By Mento 4 Comments
A common complaint levelled against video games is that they don't teach you anything and is time wasted that you could've spent bettering yourself with high culture and fancy book-learnin'. Let me tell you, none of that counts for squat after you die and you're enlisted in the mighty ethereal armies of Odin to prepare for Ragnarok. But that's not the point I want to make today (because that would be dumb) - I believe there are actually plenty of things you can learn from video games. For instance, yesterday I learned that you can't judge a book by its AR capabilities nor should you promote a game featuring a famous actress' voice work by not having them speak. Enlightening stuff, and totally irrelevant to E3 in any way.
Elucidated on below are a few examples pertaining to specific academic disciplines for all you high schoolers to ponder pursuing if all you've done during your lead up to finals is to play video games. Truly you are our future.
If MineCraft does anything right, besides doubling the GDP of Sweden, it's that it creates a reasonable facsimile of a geologically-rich landscape for eager blocky spelunkers to spelunk. While the types and variation of minerals it offers pales considerably to what's actually sitting below our feet right now (I can tell you with some authority that there's at least carbon, iron, phospherus, calcium, potassium, sodium, magnesium and sulphur buried in my back yard, since those are all elements that are found naturally in the human body) it does give you some idea about how the Earth's crust is layered. Bright-eyed Geology students can learn to identify these layers as soil, sandstone and other silicates, bedrock, dungeons, zombies and, finally, magma. And Hell, which is unanimously acknowledged by the scientific community to be synonymous with magma.
Likewise there are a lot of games that teach you about the value of minerals. Especially anything with a mining mini-game like the Mass Effects, Star Control 2 and innumerable other serious space sims that allow you to strip planets of their resources to sell to greedy Earthicans and other enterprising alien businessmen with suspiciously middle-eastern accents. Dead Space, conversely, tells us that sometimes mining a planet isn't such a hot idea? Point is, speculative fiction like this might point the way towards where geologists will be most valuable in a few decades' time. And while I don't doubt those incredibly dry educational videos about the Earth's composition and all the wonderful uses for zinc will be instrumental in shaping young minds for the geological challenges to come, I want to believe these resource-heavy digging games will do their part as well.
Now I don't know much about the vaguely scientific discipline of accurately predicting market trends and where all the big movers and shakers are going to move and/or shake. It all sounds a little too much like cutting open a chicken and reading its entrails for my liking. But I bet if there's anything worth learning about Economics before you jump right into an inscrutable Master's degree in the field, you can learn it from playing EVE Online.

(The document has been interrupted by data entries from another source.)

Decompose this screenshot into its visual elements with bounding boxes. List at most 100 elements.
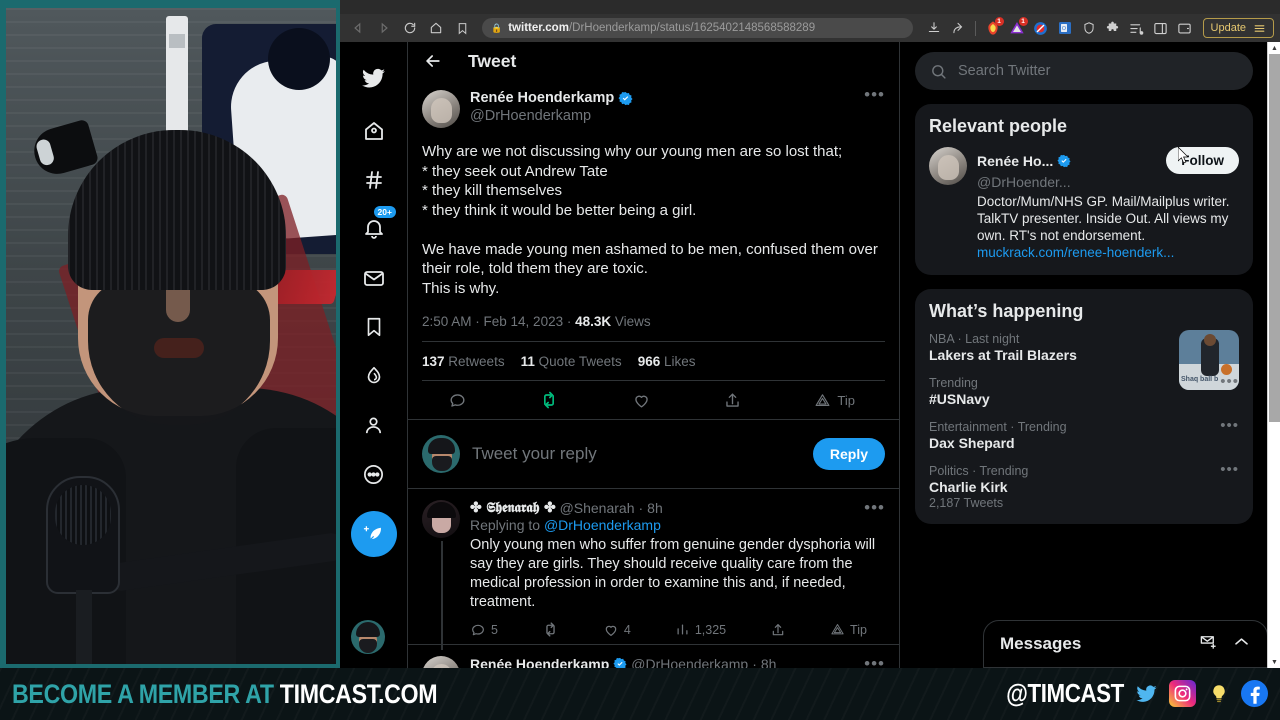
- downloads-icon[interactable]: [923, 17, 945, 39]
- comment-row: Renée Hoenderkamp @DrHoenderkamp · 8h ••…: [408, 644, 899, 668]
- back-icon[interactable]: [422, 50, 444, 72]
- sidebar-item-twitter-blue[interactable]: [352, 354, 396, 398]
- verified-badge-icon: [1057, 154, 1071, 167]
- bookmark-icon[interactable]: [450, 17, 474, 39]
- honey-extension-icon[interactable]: 1: [982, 17, 1004, 39]
- page-title: Tweet: [468, 50, 517, 71]
- like-action-icon[interactable]: [632, 391, 651, 410]
- alert-extension-icon[interactable]: 1: [1006, 17, 1028, 39]
- comment-like-action[interactable]: 4: [603, 622, 631, 638]
- sidebar-item-notifications[interactable]: 20+: [352, 206, 396, 251]
- forward-arrow-icon[interactable]: [372, 17, 396, 39]
- trend-item[interactable]: Entertainment · Trending Dax Shepard •••: [929, 418, 1239, 451]
- relevant-person-avatar[interactable]: [929, 147, 967, 185]
- sidebar-item-profile[interactable]: [352, 403, 396, 447]
- trend-more-icon[interactable]: •••: [1220, 462, 1239, 477]
- trend-name: Dax Shepard: [929, 435, 1015, 451]
- comment-time-sep: ·: [752, 656, 757, 668]
- wallet-icon[interactable]: [1174, 17, 1196, 39]
- tip-action[interactable]: Tip: [814, 392, 855, 409]
- notifications-badge: 20+: [373, 206, 396, 218]
- bio-link[interactable]: muckrack.com/renee-hoenderk...: [977, 245, 1174, 260]
- author-name-row: Renée Hoenderkamp: [470, 90, 633, 107]
- reply-action-icon[interactable]: [448, 391, 467, 410]
- webcam-video: [6, 8, 336, 664]
- comment-more-icon[interactable]: •••: [864, 655, 885, 668]
- collections-icon[interactable]: [1126, 17, 1148, 39]
- comment-retweet-action[interactable]: [542, 621, 559, 638]
- sidebar-item-messages[interactable]: [352, 256, 396, 300]
- chevron-up-icon[interactable]: [1232, 632, 1251, 656]
- comment-more-icon[interactable]: •••: [864, 499, 885, 516]
- thumb-player-head: [1204, 334, 1216, 346]
- trend-item[interactable]: NBA · Last night Lakers at Trail Blazers…: [929, 330, 1239, 390]
- comment-avatar[interactable]: [422, 500, 460, 538]
- verified-badge-icon: [613, 657, 627, 668]
- scrollbar-thumb[interactable]: [1269, 54, 1280, 422]
- svg-text:O: O: [1061, 26, 1065, 32]
- browser-tab-strip[interactable]: [340, 0, 1280, 14]
- tweet-author-row: Renée Hoenderkamp @DrHoenderkamp •••: [422, 86, 885, 128]
- relevant-person-info: Renée Ho... Follow @DrHoender... Doctor/…: [977, 147, 1239, 261]
- author-handle: @DrHoenderkamp: [470, 108, 592, 124]
- split-screen-icon[interactable]: [1150, 17, 1172, 39]
- follow-button[interactable]: Follow: [1166, 147, 1239, 174]
- scroll-down-arrow[interactable]: ▼: [1268, 656, 1280, 668]
- comment-replies-count: 5: [491, 622, 498, 637]
- retweets-stat[interactable]: 137 Retweets: [422, 354, 505, 369]
- update-button[interactable]: Update: [1202, 18, 1274, 38]
- tip-label: Tip: [837, 392, 855, 408]
- reply-composer[interactable]: Tweet your reply Reply: [408, 420, 899, 488]
- puzzle-extensions-icon[interactable]: [1102, 17, 1124, 39]
- sidebar-item-more[interactable]: [352, 452, 396, 496]
- screen: 🔒 twitter.com/DrHoenderkamp/status/16254…: [0, 0, 1280, 720]
- share-action-icon[interactable]: [723, 391, 742, 410]
- reply-input[interactable]: Tweet your reply: [472, 444, 801, 464]
- new-message-icon[interactable]: [1199, 632, 1218, 656]
- comment-tip-action[interactable]: Tip: [830, 622, 867, 637]
- author-avatar[interactable]: [422, 90, 460, 128]
- home-icon[interactable]: [424, 17, 448, 39]
- twitter-logo[interactable]: [352, 56, 396, 100]
- your-avatar[interactable]: [422, 435, 460, 473]
- relevant-person[interactable]: Renée Ho... Follow @DrHoender... Doctor/…: [929, 147, 1239, 261]
- comment-handle: @DrHoenderkamp: [631, 656, 749, 668]
- comment-avatar[interactable]: [422, 656, 460, 668]
- comment-views-action[interactable]: 1,325: [675, 622, 726, 637]
- page-scrollbar[interactable]: ▲ ▼: [1267, 42, 1280, 668]
- comment-share-action[interactable]: [770, 622, 786, 638]
- replying-to-handle[interactable]: @DrHoenderkamp: [544, 517, 661, 533]
- shield-extension-icon[interactable]: [1078, 17, 1100, 39]
- trend-item[interactable]: Politics · Trending Charlie Kirk 2,187 T…: [929, 462, 1239, 510]
- trend-category: Politics · Trending: [929, 464, 1029, 478]
- avatar-beard: [359, 639, 377, 653]
- reply-button[interactable]: Reply: [812, 438, 885, 470]
- comment-reply-action[interactable]: 5: [470, 622, 498, 638]
- back-arrow-icon[interactable]: [346, 17, 370, 39]
- sidebar-item-bookmarks[interactable]: [352, 305, 396, 349]
- office-extension-icon[interactable]: O: [1054, 17, 1076, 39]
- tweet-more-icon[interactable]: •••: [864, 86, 885, 103]
- search-bar[interactable]: Search Twitter: [915, 52, 1253, 90]
- reload-icon[interactable]: [398, 17, 422, 39]
- adblock-extension-icon[interactable]: [1030, 17, 1052, 39]
- sidebar-item-home[interactable]: [352, 109, 396, 153]
- search-input[interactable]: Search Twitter: [958, 63, 1050, 79]
- messages-title: Messages: [1000, 634, 1082, 653]
- comment-row: ✤ 𝕾𝖍𝖊𝖓𝖆𝖗𝖆𝖍 ✤ @Shenarah · 8h ••• Replying…: [408, 488, 899, 650]
- trend-more-icon[interactable]: •••: [1220, 374, 1239, 389]
- sidebar-item-explore[interactable]: [352, 158, 396, 202]
- trend-item[interactable]: Trending #USNavy •••: [929, 374, 1239, 407]
- trend-more-icon[interactable]: •••: [1220, 418, 1239, 433]
- quotes-label: Quote Tweets: [538, 354, 622, 369]
- likes-stat[interactable]: 966 Likes: [638, 354, 696, 369]
- quotes-stat[interactable]: 11 Quote Tweets: [521, 354, 622, 369]
- share-icon[interactable]: [947, 17, 969, 39]
- messages-dock[interactable]: Messages: [983, 620, 1268, 668]
- retweet-action-icon[interactable]: [539, 390, 559, 410]
- tip-icon: [831, 624, 844, 635]
- sidebar-account-avatar[interactable]: [351, 620, 385, 654]
- scroll-up-arrow[interactable]: ▲: [1268, 42, 1280, 54]
- address-bar[interactable]: 🔒 twitter.com/DrHoenderkamp/status/16254…: [482, 18, 913, 38]
- compose-tweet-button[interactable]: [350, 511, 397, 557]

EVE's rather notorious for being a space-sim MMO second and a massive quagmire of a space-faring economy first and foremost. Like the Bomb Crew, I'd rather be raked over hot coals before I actually create a profile and jump into the maddening abyss of space economics, but I hang onto every news report of a major upheaval and weird financial coup that seem oddly commonplace in that universe. I bet if you're looking for case studies in fictional space economies for your wildly impracticable dissertation, you'd have a field day just monitoring EVE Online's stock market for a few months. You'd be the next Space Michael Pachter in no time.
Anthropology & Sociology
People are an important part of our lives. If I ever left the house, I'm sure I'd bump into a few of them. As such, the study of people and their cultures and customs is of paramount importance among the social sciences. How are we expected to understand anything about our universe if we have yet to understand ourselves? Deep, right? But this is a blog on a video game website, so let's see if we can't shoehorn some of those in somewhere.

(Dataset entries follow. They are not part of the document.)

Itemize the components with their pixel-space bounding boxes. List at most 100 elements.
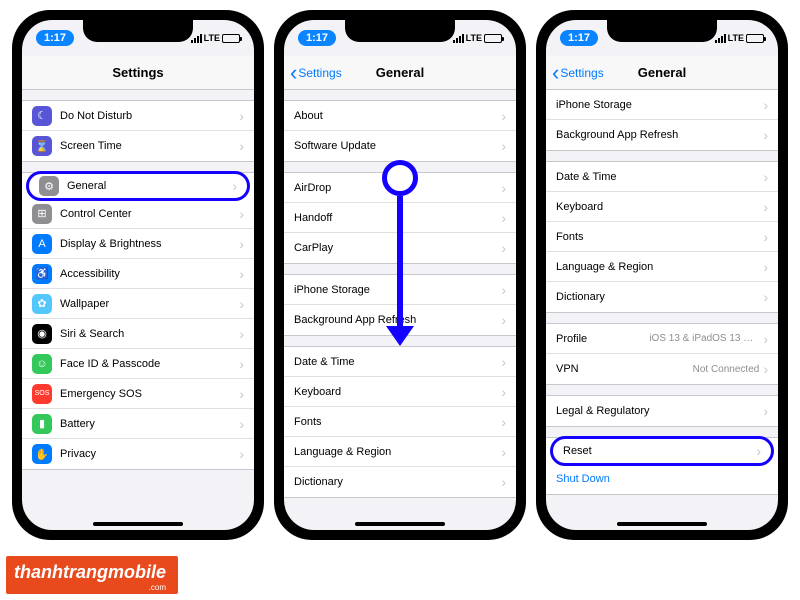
chevron-right-icon: › <box>501 210 506 226</box>
row-language-region[interactable]: Language & Region› <box>546 252 778 282</box>
chevron-right-icon: › <box>763 97 768 113</box>
watermark-logo: thanhtrangmobile .com <box>6 556 178 594</box>
carrier-label: LTE <box>204 33 220 43</box>
hand-icon: ✋ <box>32 444 52 464</box>
chevron-right-icon: › <box>501 180 506 196</box>
row-faceid[interactable]: ☺Face ID & Passcode› <box>22 349 254 379</box>
chevron-right-icon: › <box>763 403 768 419</box>
row-keyboard[interactable]: Keyboard› <box>284 377 516 407</box>
chevron-right-icon: › <box>501 384 506 400</box>
chevron-right-icon: › <box>239 206 244 222</box>
row-fonts[interactable]: Fonts› <box>546 222 778 252</box>
settings-list[interactable]: ☾Do Not Disturb› ⌛Screen Time› ⚙General›… <box>22 90 254 530</box>
carrier-label: LTE <box>466 33 482 43</box>
chevron-right-icon: › <box>756 443 761 459</box>
row-wallpaper[interactable]: ✿Wallpaper› <box>22 289 254 319</box>
row-legal[interactable]: Legal & Regulatory› <box>546 396 778 426</box>
row-background-refresh[interactable]: Background App Refresh› <box>546 120 778 150</box>
row-dictionary[interactable]: Dictionary› <box>284 467 516 497</box>
flower-icon: ✿ <box>32 294 52 314</box>
screen-1: 1:17 LTE Settings ☾Do Not Disturb› ⌛Scre… <box>22 20 254 530</box>
row-iphone-storage[interactable]: iPhone Storage› <box>284 275 516 305</box>
row-airdrop[interactable]: AirDrop› <box>284 173 516 203</box>
row-about[interactable]: About› <box>284 101 516 131</box>
chevron-right-icon: › <box>501 444 506 460</box>
chevron-right-icon: › <box>501 312 506 328</box>
chevron-right-icon: › <box>763 127 768 143</box>
switches-icon: ⊞ <box>32 204 52 224</box>
chevron-right-icon: › <box>239 296 244 312</box>
logo-text: thanhtrangmobile <box>14 562 166 582</box>
row-date-time[interactable]: Date & Time› <box>546 162 778 192</box>
row-handoff[interactable]: Handoff› <box>284 203 516 233</box>
row-privacy[interactable]: ✋Privacy› <box>22 439 254 469</box>
row-vpn[interactable]: VPNNot Connected› <box>546 354 778 384</box>
row-dictionary[interactable]: Dictionary› <box>546 282 778 312</box>
chevron-right-icon: › <box>239 108 244 124</box>
status-right: LTE <box>715 33 764 43</box>
row-fonts[interactable]: Fonts› <box>284 407 516 437</box>
row-iphone-storage[interactable]: iPhone Storage› <box>546 90 778 120</box>
general-list-scrolled[interactable]: iPhone Storage› Background App Refresh› … <box>546 90 778 530</box>
back-button[interactable]: Settings <box>552 66 604 80</box>
chevron-right-icon: › <box>763 259 768 275</box>
logo-subtext: .com <box>14 583 166 592</box>
general-list[interactable]: About› Software Update› AirDrop› Handoff… <box>284 90 516 530</box>
chevron-right-icon: › <box>501 138 506 154</box>
carrier-label: LTE <box>728 33 744 43</box>
chevron-right-icon: › <box>763 199 768 215</box>
status-right: LTE <box>453 33 502 43</box>
row-profile[interactable]: ProfileiOS 13 & iPadOS 13 Beta Softwar..… <box>546 324 778 354</box>
row-do-not-disturb[interactable]: ☾Do Not Disturb› <box>22 101 254 131</box>
row-shutdown[interactable]: Shut Down <box>546 464 778 494</box>
row-language-region[interactable]: Language & Region› <box>284 437 516 467</box>
chevron-right-icon: › <box>239 236 244 252</box>
chevron-right-icon: › <box>501 414 506 430</box>
status-right: LTE <box>191 33 240 43</box>
signal-icon <box>191 34 202 43</box>
three-phone-layout: 1:17 LTE Settings ☾Do Not Disturb› ⌛Scre… <box>0 0 800 540</box>
row-screen-time[interactable]: ⌛Screen Time› <box>22 131 254 161</box>
row-siri[interactable]: ◉Siri & Search› <box>22 319 254 349</box>
chevron-right-icon: › <box>239 138 244 154</box>
faceid-icon: ☺ <box>32 354 52 374</box>
row-background-refresh[interactable]: Background App Refresh› <box>284 305 516 335</box>
row-carplay[interactable]: CarPlay› <box>284 233 516 263</box>
screen-3: 1:17 LTE Settings General iPhone Storage… <box>546 20 778 530</box>
sos-icon: SOS <box>32 384 52 404</box>
chevron-right-icon: › <box>501 240 506 256</box>
time-indicator: 1:17 <box>298 30 336 46</box>
notch <box>607 20 717 42</box>
home-indicator[interactable] <box>617 522 707 526</box>
chevron-right-icon: › <box>763 169 768 185</box>
chevron-right-icon: › <box>501 354 506 370</box>
page-title: Settings <box>112 65 163 80</box>
navbar-general: Settings General <box>546 56 778 90</box>
row-general[interactable]: ⚙General› <box>26 171 250 201</box>
row-sos[interactable]: SOSEmergency SOS› <box>22 379 254 409</box>
moon-icon: ☾ <box>32 106 52 126</box>
battery-row-icon: ▮ <box>32 414 52 434</box>
row-accessibility[interactable]: ♿Accessibility› <box>22 259 254 289</box>
signal-icon <box>715 34 726 43</box>
home-indicator[interactable] <box>355 522 445 526</box>
notch <box>345 20 455 42</box>
siri-icon: ◉ <box>32 324 52 344</box>
row-keyboard[interactable]: Keyboard› <box>546 192 778 222</box>
row-date-time[interactable]: Date & Time› <box>284 347 516 377</box>
chevron-right-icon: › <box>763 361 768 377</box>
page-title: General <box>638 65 686 80</box>
vpn-value: Not Connected <box>693 364 760 375</box>
signal-icon <box>453 34 464 43</box>
back-button[interactable]: Settings <box>290 66 342 80</box>
row-reset[interactable]: Reset› <box>550 436 774 466</box>
row-software-update[interactable]: Software Update› <box>284 131 516 161</box>
chevron-right-icon: › <box>501 282 506 298</box>
chevron-right-icon: › <box>239 356 244 372</box>
row-control-center[interactable]: ⊞Control Center› <box>22 199 254 229</box>
row-battery[interactable]: ▮Battery› <box>22 409 254 439</box>
row-display[interactable]: ADisplay & Brightness› <box>22 229 254 259</box>
notch <box>83 20 193 42</box>
home-indicator[interactable] <box>93 522 183 526</box>
chevron-right-icon: › <box>239 416 244 432</box>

The first port of call is the Sims, the first game in the mighty Sim empire that dealt with people directly. There's not a lot to learn about the origins of the Simlish, since it's a rather demystifying character creation screen, but watching them move around and interact with one another is probably a beneficial exemplar for anyone on a sociology degree. That is, if you're lacking actual people to watch. But that's creepy. You're supposed to be studying people, but not in a creepy way. Best to avoid anything potentially voyeurish by sticking to a bunch of simulated humans who speak in gobbledegook and have no sense of self-preservation or dignity.
God Sim games are also rich veins of anthropological information, provided you don't get a complex of some kind and start seeing people as tiny ants who only live to serve your every whim. And if you wanted an accurate representation of Homo Sapiens at the dawn of its sentience and of our earliest cultural breakthroughs, might I suggest Chuck Rock, Bonk or Joe & Mac: Caveman Ninja?